Hi! I am a PhD student in the Computer Science department at Stanford University. I am co-advised by Dorsa Sadigh and Dan Boneh. I am also an AI Science Writer at Anthropic. My current research focuses on AI systems that model human knowledge and skill in order to teach, assist, and discover alongside people, rather than in place of them.

During my PhD, I spent time visiting MIT LINGO in Cambridge, MA. Previously, I was an AI Resident at Microsoft Research, and also worked with Hoda Heidari and Andreas Krause on algorithmic fairness through the amazing ETH Zürich Summer Research Fellowship. I completed my undergrad in Computer Science and Creative Writing at Stanford, where I was a member of the Stanford NLP group, and worked with Tatsu Hashimoto, Percy Liang, and Kalanit Grill-Spector.

Updates

June 2026: Presenting our paper Modeling Student Learning with 3.5 Million Program Traces, which was accepted to AIED 2026 in Seoul, South Korea.
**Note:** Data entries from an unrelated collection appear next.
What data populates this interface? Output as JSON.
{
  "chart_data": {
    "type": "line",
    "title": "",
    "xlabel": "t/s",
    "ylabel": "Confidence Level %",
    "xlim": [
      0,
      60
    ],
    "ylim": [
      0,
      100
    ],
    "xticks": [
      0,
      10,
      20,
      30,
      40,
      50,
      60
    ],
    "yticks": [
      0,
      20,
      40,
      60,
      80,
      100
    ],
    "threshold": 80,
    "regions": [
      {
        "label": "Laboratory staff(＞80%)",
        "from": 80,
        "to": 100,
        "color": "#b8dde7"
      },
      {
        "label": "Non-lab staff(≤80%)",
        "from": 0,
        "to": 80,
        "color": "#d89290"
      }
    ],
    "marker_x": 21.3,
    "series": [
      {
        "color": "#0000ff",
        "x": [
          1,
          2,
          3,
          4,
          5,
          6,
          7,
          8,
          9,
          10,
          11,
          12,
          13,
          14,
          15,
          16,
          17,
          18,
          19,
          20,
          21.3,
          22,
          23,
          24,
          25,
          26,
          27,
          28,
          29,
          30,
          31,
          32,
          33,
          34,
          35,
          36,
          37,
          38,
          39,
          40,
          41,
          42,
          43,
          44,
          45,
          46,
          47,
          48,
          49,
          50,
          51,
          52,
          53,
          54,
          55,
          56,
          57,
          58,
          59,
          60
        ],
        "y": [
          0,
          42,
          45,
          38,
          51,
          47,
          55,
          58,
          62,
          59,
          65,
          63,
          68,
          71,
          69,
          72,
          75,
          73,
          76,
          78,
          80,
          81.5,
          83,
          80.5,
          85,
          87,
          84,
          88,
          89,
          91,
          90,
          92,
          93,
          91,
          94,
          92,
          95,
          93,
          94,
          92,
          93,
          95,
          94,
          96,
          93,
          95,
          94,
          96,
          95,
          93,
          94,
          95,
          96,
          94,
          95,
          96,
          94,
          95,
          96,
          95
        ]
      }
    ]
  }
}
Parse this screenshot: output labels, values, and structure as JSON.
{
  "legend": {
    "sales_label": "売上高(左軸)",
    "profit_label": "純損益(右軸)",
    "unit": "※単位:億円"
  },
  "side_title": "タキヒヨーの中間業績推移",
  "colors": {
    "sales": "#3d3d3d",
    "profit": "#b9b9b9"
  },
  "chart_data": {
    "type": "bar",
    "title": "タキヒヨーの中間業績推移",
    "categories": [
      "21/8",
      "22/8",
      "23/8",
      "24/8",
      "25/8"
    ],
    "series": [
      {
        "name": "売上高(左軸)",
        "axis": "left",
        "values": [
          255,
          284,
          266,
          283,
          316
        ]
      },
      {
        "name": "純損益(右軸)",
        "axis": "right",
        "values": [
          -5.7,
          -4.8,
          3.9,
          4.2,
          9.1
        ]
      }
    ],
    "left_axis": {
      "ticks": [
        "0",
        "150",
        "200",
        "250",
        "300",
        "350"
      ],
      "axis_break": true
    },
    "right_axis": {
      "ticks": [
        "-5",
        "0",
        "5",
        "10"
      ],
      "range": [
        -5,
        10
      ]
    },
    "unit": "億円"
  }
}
May 2026: Presenting our paper Hawkeye: Reproducing GPU-Level Non-Determinism, which was accepted to MLSys 2026 in Bellevue, WA.

February 2026: Presenting Modeling Student Learning with 3.5 Million Program Traces at Together AI.

January 2026: Our paper Training large language models on narrow tasks can lead to broad misalignment is published in Nature.

January 2026: Our paper Policy Learning with a Language Bottleneck is accepted to TMLR.

November 2025: Presenting Modeling Student Learning with 3.5 Million Program Traces at Deep Learning: Classics and Trends.

October 2025: Presenting work on AI assistance for pharmacovigilance as a spotlight at Agents4Science, an experimental conference where we have to use AI to guide the research! I wrote a blog post about the experience here.

August 2025: Attending CRYPTO 2025 in Santa Barbara.

March 2025: Presenting our paper Shared Autonomy for Proximal Teaching at HRI'25 in Melbourne, and then visiting Uluru, Tasmania, and the Great Barrier Reef!

January 2025: Presenting our paper Optimistic Verifiable Training by Controlling Hardware Nondeterminism at both the Joint Mathematics Meeting (AI and Cryptography workshop) and University of Washington in Seattle.

December 2024: Presenting our paper Optimistic Verifiable Training by Controlling Hardware Nondeterminism at NeurIPS'24 in Vancouver.

November 2023: Presenting our paper Do Users Write More Insecure Code with AI Assistants? at CCS'23 in Copenhagen

August 2023: Hiked the West Highland Way in Scotland.

July 2023: Presenting our paper Generating Language Corrections for Teaching Physical Control Tasks at ICML'23 in Honolulu, and then cage-free swimming with sharks :)

March 2023: Visiting the Banff International Research Station for Mathematical Innovation and Discovery for the Research Directions in Number Theory WIN6 workshop.